Vacuum polarization in a nonsimply connected spacetime

Abstract

The vacuum polarization tensor of spinor electrodynamics is calculated to order $e^2$ in a nonsimply connected spacetime with the topology of $S^1\times R^3$, flat spacetime with periodicity in one spatial dimension. In contrast to the situation in a simply connected spacetime, there are two distinct types of spinors in this spacetime, the untwisted spinors and the twisted spinors. The vacuum polarization due to each type of spinor is calculated; it is found that the two types of spinors give rise to different vacuum polarization effects and hence must be regarded as physically inequivalent.
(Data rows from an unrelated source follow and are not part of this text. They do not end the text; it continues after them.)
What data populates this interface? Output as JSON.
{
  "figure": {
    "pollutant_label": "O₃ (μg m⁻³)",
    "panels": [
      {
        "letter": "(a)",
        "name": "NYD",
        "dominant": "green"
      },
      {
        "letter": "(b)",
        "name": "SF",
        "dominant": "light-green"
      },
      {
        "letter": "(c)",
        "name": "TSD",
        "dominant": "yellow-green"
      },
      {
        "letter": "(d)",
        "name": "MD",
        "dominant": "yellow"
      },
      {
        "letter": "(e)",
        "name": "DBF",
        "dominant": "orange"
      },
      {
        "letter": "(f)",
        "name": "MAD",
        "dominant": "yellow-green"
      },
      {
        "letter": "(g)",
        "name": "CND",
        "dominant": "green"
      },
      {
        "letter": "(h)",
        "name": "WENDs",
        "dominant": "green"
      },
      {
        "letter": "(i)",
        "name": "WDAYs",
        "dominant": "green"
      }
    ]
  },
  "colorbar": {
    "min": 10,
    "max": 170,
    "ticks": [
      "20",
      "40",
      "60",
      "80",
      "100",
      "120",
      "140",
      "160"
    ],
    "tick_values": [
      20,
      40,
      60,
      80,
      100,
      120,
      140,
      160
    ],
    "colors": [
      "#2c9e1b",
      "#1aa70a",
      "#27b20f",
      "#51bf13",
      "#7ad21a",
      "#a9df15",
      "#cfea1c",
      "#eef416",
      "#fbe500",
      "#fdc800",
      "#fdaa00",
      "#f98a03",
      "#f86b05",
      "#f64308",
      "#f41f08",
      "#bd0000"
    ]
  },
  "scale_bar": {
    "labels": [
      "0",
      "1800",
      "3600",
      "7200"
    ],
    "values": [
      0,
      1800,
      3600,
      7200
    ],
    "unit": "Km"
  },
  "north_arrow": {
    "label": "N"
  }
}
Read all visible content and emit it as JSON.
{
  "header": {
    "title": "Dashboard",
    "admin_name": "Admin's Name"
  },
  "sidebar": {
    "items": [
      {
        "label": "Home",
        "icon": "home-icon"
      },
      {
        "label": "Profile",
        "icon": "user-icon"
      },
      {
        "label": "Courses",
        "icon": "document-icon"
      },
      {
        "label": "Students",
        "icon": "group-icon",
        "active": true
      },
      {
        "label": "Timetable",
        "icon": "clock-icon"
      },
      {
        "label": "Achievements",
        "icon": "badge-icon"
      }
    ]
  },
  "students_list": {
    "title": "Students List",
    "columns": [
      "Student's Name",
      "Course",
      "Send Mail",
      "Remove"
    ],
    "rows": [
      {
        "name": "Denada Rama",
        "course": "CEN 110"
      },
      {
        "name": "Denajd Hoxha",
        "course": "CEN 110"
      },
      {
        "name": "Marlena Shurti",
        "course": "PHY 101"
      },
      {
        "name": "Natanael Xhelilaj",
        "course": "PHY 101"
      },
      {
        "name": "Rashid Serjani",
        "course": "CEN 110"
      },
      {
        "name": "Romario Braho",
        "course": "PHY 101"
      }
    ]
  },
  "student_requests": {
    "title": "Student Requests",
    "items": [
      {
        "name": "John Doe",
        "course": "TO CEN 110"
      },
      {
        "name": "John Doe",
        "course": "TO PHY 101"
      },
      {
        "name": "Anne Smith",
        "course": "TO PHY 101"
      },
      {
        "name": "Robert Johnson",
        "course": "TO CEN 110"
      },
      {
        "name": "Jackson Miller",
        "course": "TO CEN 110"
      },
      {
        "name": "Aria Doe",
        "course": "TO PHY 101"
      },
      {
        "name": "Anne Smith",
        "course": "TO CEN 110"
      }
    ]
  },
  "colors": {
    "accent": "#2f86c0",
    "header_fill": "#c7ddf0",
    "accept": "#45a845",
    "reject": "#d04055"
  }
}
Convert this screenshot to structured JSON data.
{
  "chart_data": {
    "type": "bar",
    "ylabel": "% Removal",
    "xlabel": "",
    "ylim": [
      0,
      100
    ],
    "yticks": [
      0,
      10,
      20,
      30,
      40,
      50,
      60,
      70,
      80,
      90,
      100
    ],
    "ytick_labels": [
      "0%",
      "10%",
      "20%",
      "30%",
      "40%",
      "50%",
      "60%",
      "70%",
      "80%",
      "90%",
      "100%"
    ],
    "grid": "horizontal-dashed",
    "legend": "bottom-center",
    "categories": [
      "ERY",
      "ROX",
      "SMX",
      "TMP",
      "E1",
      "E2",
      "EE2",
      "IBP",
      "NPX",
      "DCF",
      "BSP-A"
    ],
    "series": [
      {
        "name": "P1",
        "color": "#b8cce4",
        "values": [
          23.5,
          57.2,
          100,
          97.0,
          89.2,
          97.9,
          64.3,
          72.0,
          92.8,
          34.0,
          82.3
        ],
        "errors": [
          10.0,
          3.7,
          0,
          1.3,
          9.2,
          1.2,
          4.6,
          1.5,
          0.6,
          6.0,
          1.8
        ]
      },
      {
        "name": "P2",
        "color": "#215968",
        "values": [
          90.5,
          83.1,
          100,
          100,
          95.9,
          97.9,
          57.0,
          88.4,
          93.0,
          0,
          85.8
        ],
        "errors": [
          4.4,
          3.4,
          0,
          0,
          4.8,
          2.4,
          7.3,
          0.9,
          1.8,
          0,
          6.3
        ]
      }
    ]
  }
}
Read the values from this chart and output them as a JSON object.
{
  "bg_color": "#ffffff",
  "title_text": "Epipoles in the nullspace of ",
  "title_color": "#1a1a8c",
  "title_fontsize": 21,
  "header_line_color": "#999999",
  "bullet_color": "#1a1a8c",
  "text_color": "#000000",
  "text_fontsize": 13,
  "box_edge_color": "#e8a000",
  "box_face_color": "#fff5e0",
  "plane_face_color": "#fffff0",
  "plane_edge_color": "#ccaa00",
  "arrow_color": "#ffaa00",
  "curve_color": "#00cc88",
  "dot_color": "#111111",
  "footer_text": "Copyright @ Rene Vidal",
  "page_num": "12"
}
The effect of the vacuum polarization upon photon propagation is considered, and it is shown that untwisted spinors give rise to noncausal effects whereas twisted spinors do not. The vacuum energy for a free spinor field in $S^1\times R^3$ is also calculated, and it is found that the twisted configuration gives rise to a vacuum state of lower energy than does the untwisted configuration. Various methods of incorporating twisted and untwisted spinors into the same theory, either as distinct fields or as different sectors of the same field theory, are discussed. No tractable method of incorporating both types of spinors is found which avoids the difficulty of noncausal photon propagation. It is therefore proposed that only the twisted spinors should be regarded as having physical significance.